To me the Chod is a great practice for the Kali Yuga, when there are epidemics of all kinds around us. The forces of advertising, television, cinema and society's beliefs lead us toward our demons through fear and attachment. They teach us and our children: this is what you want, this is what you should be afraid of, and these things don't matter. They give us wrong views. Just like the loudspeakers in Tibet which broadcast propaganda day and evening, so too, our lives are surrounded by propaganda which gives us wrong views. The Chod gives us a very powerful way to work with our ourselves. It gives us a concrete tool to deal with our own negativity and a way to help others.

We experienced this very concretely last summer in Bali. At the beginning of the Dakini Retreat someone fell off a ladder backwards onto cement. She had a severe concussion and was unable to get up to go the toilet without nausea. Her back was also damaged. For several days she lay in extreme pain, crying if she had to move. Finally I thought she should go to the hospital, but before going we decided to do the Chod for her.

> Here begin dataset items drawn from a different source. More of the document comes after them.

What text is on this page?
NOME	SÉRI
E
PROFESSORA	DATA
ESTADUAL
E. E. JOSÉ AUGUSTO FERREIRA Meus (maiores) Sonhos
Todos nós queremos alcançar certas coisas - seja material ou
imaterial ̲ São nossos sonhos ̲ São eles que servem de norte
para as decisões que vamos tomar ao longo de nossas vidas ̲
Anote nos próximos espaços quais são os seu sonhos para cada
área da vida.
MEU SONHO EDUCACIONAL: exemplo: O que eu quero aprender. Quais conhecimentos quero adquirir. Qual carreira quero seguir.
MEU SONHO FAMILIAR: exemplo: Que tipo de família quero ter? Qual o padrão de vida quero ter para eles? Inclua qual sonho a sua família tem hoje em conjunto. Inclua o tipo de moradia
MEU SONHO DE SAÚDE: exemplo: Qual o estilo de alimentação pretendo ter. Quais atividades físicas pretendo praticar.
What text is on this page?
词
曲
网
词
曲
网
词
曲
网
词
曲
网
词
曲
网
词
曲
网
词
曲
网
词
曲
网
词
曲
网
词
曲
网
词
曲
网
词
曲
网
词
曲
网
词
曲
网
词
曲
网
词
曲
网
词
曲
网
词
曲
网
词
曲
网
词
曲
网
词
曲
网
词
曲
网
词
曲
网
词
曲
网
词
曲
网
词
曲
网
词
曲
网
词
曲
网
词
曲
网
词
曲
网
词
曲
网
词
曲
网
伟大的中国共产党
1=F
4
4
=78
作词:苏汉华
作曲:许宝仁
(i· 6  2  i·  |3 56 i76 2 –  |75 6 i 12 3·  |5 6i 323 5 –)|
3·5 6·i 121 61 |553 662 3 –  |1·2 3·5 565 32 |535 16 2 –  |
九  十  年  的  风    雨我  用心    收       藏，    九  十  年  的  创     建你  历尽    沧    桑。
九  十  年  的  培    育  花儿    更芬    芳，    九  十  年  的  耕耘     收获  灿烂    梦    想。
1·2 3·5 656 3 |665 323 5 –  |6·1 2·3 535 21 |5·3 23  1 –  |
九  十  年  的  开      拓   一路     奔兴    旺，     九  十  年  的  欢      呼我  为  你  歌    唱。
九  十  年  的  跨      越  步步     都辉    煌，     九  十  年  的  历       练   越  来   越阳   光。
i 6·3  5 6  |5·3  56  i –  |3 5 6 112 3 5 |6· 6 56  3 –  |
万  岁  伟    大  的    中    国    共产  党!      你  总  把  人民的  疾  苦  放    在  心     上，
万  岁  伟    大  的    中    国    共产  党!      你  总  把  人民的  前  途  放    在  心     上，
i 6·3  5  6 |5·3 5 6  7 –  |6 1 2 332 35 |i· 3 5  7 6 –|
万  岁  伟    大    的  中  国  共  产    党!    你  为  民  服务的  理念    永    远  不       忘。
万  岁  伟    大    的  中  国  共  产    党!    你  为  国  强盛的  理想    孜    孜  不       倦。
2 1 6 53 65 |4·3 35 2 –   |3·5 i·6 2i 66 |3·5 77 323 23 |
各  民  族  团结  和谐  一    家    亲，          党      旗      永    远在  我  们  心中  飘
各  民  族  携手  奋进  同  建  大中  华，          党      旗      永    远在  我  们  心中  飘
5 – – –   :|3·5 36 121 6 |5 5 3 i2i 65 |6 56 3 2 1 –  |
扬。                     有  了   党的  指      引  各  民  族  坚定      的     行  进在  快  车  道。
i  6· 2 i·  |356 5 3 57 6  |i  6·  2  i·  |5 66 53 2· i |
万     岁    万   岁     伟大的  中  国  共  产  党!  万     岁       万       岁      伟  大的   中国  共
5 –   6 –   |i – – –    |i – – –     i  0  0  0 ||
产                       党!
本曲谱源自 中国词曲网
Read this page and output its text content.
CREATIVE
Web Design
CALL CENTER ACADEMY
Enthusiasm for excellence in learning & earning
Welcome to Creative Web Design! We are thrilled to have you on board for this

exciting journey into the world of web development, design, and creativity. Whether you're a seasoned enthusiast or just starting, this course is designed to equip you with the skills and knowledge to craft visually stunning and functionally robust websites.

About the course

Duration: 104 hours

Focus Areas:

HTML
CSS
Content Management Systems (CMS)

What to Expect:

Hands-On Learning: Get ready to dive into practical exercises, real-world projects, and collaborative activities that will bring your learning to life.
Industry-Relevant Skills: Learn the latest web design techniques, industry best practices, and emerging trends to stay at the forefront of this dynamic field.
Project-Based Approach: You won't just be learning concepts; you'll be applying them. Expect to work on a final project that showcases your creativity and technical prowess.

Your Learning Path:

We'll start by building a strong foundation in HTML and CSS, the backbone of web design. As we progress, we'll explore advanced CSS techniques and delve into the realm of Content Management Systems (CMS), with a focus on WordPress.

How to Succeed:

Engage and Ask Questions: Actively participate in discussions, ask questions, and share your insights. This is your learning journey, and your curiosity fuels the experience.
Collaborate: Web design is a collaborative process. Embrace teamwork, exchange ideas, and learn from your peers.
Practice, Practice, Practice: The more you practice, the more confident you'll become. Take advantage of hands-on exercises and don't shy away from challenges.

A group of us who knew the Chod gathered around her and we closed our eyes and did the practice. I saw great streams of demons leaving her and feeding from the skull cup. They were white and smoke-like with sticky fingers. At the end of the practice when we opened our eyes she was sitting up smiling and crying with gratefulness. She was a little stiff still, but she had no trouble walking, and she fully recovered in a few days. This is made possible through the blessings of the Guru Namkhai Norbu Rinpoche and the Lineage from Machig Lapdron, precious mother, who gave these teachings almost a thousand years ago. The profundity and wisdom of the methods is beautiful, and the results are concrete.